Today: Thursday, November 21, 2019
 
 

A Meal Shared    (3/12/2017 )



It was a gargantuan spread!  The table groaned under the weight of food and decorations.  There were gold dishes, silver candle sticks, bowls of fruit, flowers, meats, soups, cakes, trifles, sauces, salads, drinks, and all the cutlery and plates needed to deal with so much abundance.

It was a lord’s table, spread to impress his guests, enough to overwhelm them with a sense of his wealth and power.

Not many of us ever get to sit at such a table, and not many of us would feel comfortable faced with so much excess.

And what a contrast to think of the meal that Jesus served to his friends the night before his death!  We don’t know exactly what was on the table that Thursday evening, but we do know that there was some bread and some wine.  It was a simple meal, not lavish, but the sort of meal you might find in any other simple home then or now. 

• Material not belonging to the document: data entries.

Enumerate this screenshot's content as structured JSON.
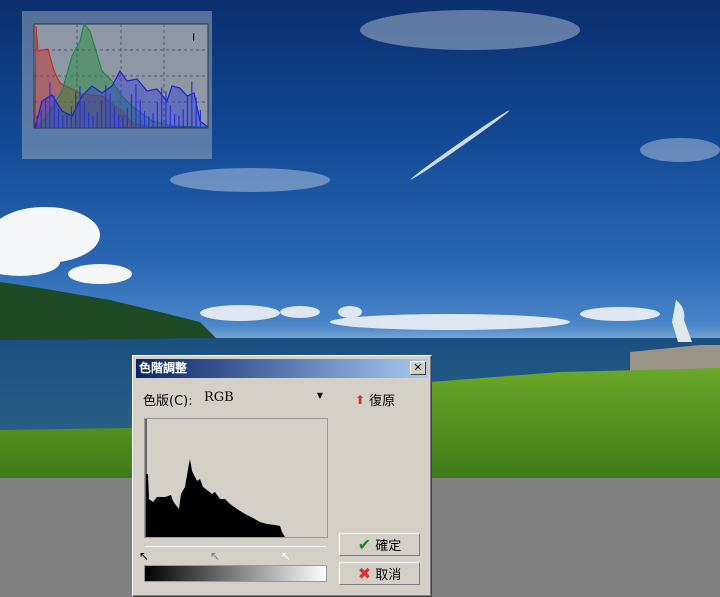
{
  "dialog": {
    "title": "色階調整",
    "close": "✕",
    "channel_label": "色版(C):",
    "channel_value": "RGB",
    "reset_label": "復原",
    "ok_label": "確定",
    "cancel_label": "取消"
  },
  "overlay": {
    "cursor_glyph": "I"
  },
  "colors": {
    "title_start": "#0a246a",
    "title_end": "#a6caf0",
    "dialog_bg": "#d4d0c8"
  }
}
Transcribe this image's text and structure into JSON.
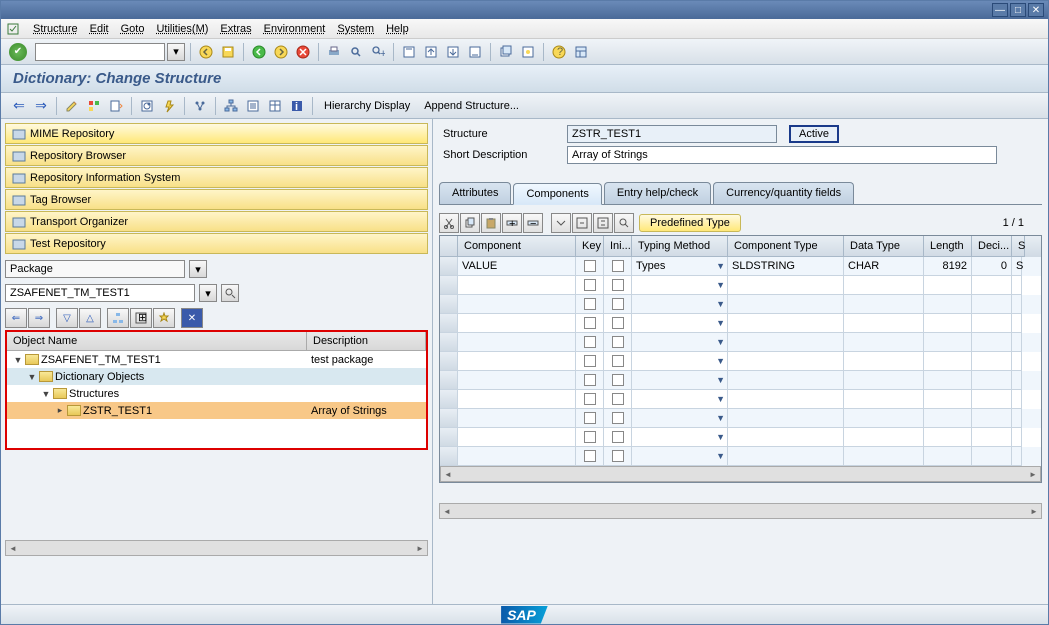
{
  "menus": [
    "Structure",
    "Edit",
    "Goto",
    "Utilities(M)",
    "Extras",
    "Environment",
    "System",
    "Help"
  ],
  "title": "Dictionary: Change Structure",
  "toolbar2": {
    "hierarchy": "Hierarchy Display",
    "append": "Append Structure..."
  },
  "navButtons": [
    {
      "label": "MIME Repository",
      "icon": "mime"
    },
    {
      "label": "Repository Browser",
      "icon": "repo"
    },
    {
      "label": "Repository Information System",
      "icon": "info"
    },
    {
      "label": "Tag Browser",
      "icon": "tag"
    },
    {
      "label": "Transport Organizer",
      "icon": "transport"
    },
    {
      "label": "Test Repository",
      "icon": "test"
    }
  ],
  "packageLabel": "Package",
  "packageValue": "ZSAFENET_TM_TEST1",
  "treeHeaders": {
    "c1": "Object Name",
    "c2": "Description"
  },
  "tree": [
    {
      "indent": 0,
      "name": "ZSAFENET_TM_TEST1",
      "desc": "test package",
      "expanded": true
    },
    {
      "indent": 1,
      "name": "Dictionary Objects",
      "desc": "",
      "expanded": true
    },
    {
      "indent": 2,
      "name": "Structures",
      "desc": "",
      "expanded": true
    },
    {
      "indent": 3,
      "name": "ZSTR_TEST1",
      "desc": "Array of Strings",
      "selected": true
    }
  ],
  "form": {
    "structLabel": "Structure",
    "structValue": "ZSTR_TEST1",
    "status": "Active",
    "shortLabel": "Short Description",
    "shortValue": "Array of Strings"
  },
  "tabs": [
    "Attributes",
    "Components",
    "Entry help/check",
    "Currency/quantity fields"
  ],
  "activeTab": 1,
  "predefBtn": "Predefined Type",
  "pageIndicator": "1 / 1",
  "gridCols": [
    {
      "label": "",
      "w": 18
    },
    {
      "label": "Component",
      "w": 118
    },
    {
      "label": "Key",
      "w": 28
    },
    {
      "label": "Ini...",
      "w": 28
    },
    {
      "label": "Typing Method",
      "w": 96
    },
    {
      "label": "Component Type",
      "w": 116
    },
    {
      "label": "Data Type",
      "w": 80
    },
    {
      "label": "Length",
      "w": 48
    },
    {
      "label": "Deci...",
      "w": 40
    },
    {
      "label": "S",
      "w": 10
    }
  ],
  "gridRows": [
    {
      "component": "VALUE",
      "key": false,
      "ini": false,
      "typing": "Types",
      "ctype": "SLDSTRING",
      "dtype": "CHAR",
      "len": "8192",
      "dec": "0",
      "s": "S"
    }
  ],
  "emptyRows": 10
}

Right from the beginning of Christian history, that simple but special meal has been symbolised by the two ‘vessels’ used - a plate and a cup.  They symbolise the food that is broken and shared for all to eat, and the drink that is poured out for all to share and drink.  They symbolise the gift of hospitality and fellowship when food is prepared and then taken together.

Jesus himself spoke of these two things as representing himself - “This is my body.  This is my blood.”  Ever since then, whenever Christians have met they have shared bread and wine at a table to remember that link with Jesus’ death - his body broken for us and his blood spilt for us.  This has been the focus of Christian worship through the ages, seeing God’s actions in providing nourishment, forgiveness and a welcome to his table and company.

This meal is not about opulence and indulgence, but about sacrifice and love.  It doesn’t focus on our stomachs or taste buds, but on our relationship with God and with each other.  It is food and drink not for one mealtime, but to satisfy continually our deepest needs and longing.

At the heart of the Christian message is not a requirement that we do anything special or are anyone special, only that we hear and respond to Jesus’ invitation to come and join him at his table. It may be easier to picture him coming into our own home and sitting down for a meal with us, and then realising that it is we who are the guests and that he is the host.  “Come to me,” he says - “Come and eat.”





Think:  

Heaven is sometimes pictured as a great banquet, but that is clearly not about greed or opulence, but a picture of the riches of God, the glory of God, and the reality that God does and will meet our deepest needs with plenty and joyfulness.